Editoriale: Sul “luogo” del pensare

 

Fascicolo monografico: Sul “luogo” del pensare

Il pensare – e che cos’è mai il pensare? non in astratto, quando lo si riduce di fatto a un semplice esercizio di “ragione”, ma quando lo si vive come risposta al desiderio che ci abita e ci proietta, da subito, fuori e al-di-là di chi siamo…dove? Non si può forse arguire che, se così è, il pensare altro non è che il gratuito e arrischiato attraversamento della soglia che introduce nel luogo ove il mistero dell’E/essere è infine accolto e restituito per quel che è, nel suo stesso darsi: grazie al farsi libertà, nel gioco di tale reciproca dedizione, dell’essere che così noi stessi siamo?

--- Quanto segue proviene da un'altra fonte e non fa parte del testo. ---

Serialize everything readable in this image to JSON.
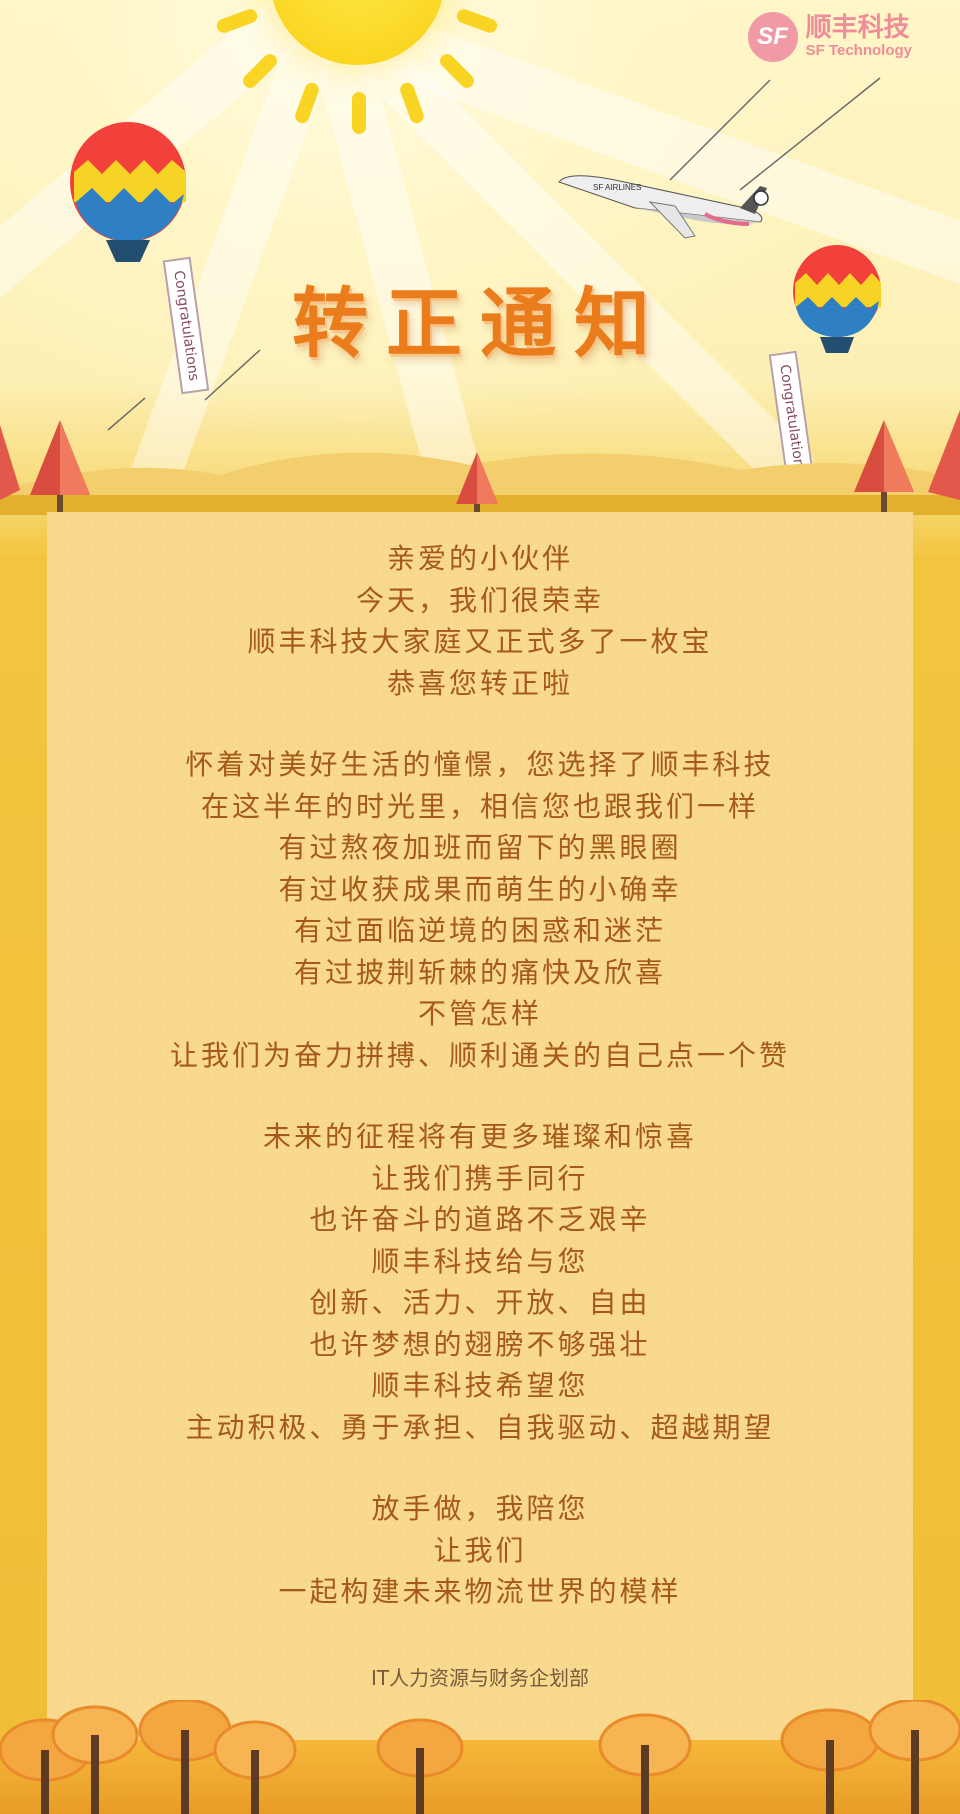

Certo è che, se da quando la scintilla del pensare è scoccata nell’accendersi della coscienza umana quest’interrogarsi non s’è più spento e da quand’è nata la filosofia s’è persino fatto consapevole sapere che ha segnato, per tanti versi, la storia della cultura e della società, almeno in Occidente, c’è però qualcosa d’inedito e urgente che lo rimette oggi in primo piano: come da tempo, ormai, più non capitava. E anche se molte cose sembrano o vogliono far sembrare – ma, c’è da chiedersi, per quale occulto interesse? – proprio il contrario.

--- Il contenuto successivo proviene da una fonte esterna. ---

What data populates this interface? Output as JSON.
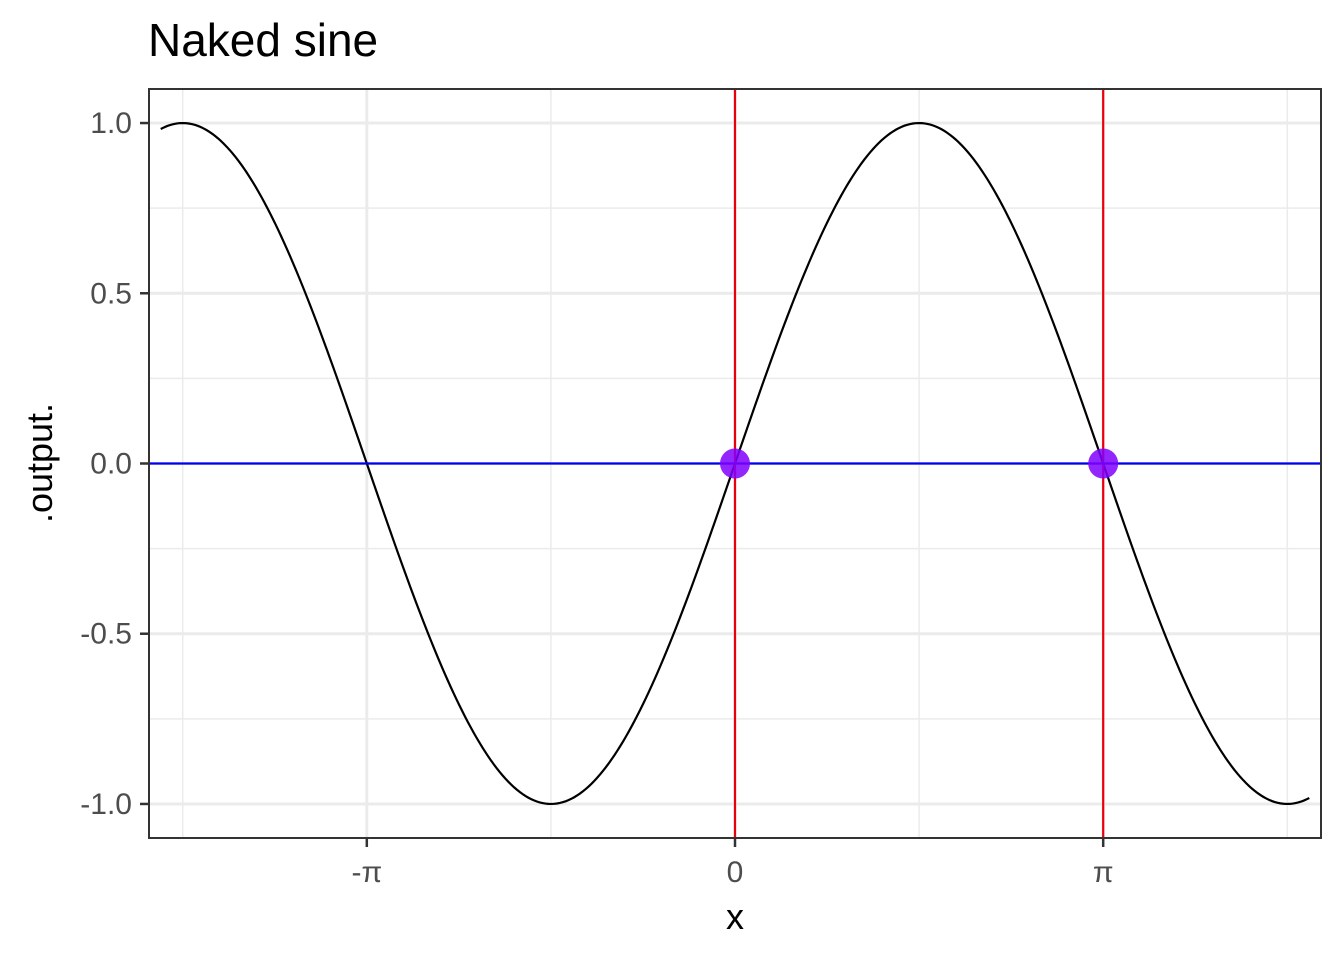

Ma la traditio del pensare in Occidente è quella e solo quella che il “nuovo pensiero” è chiamato a superare? o c’è dell’altro? c’è anzi un’eredità che si accredita originale, imperdibile, pregna ancora d’im-prevedibili e preziosi sviluppi? che ne è, in questa peculiare traditio, del luogo del pensare che ne decide il tenore, la qualità, lo stile? È ciò che nel presente fascicolo di «Sophia» si propone di cominciare a vagliare grazie ad alcuni colpi di sonda lanciati nella direzione di altrettanti momenti significativi del suo percorso.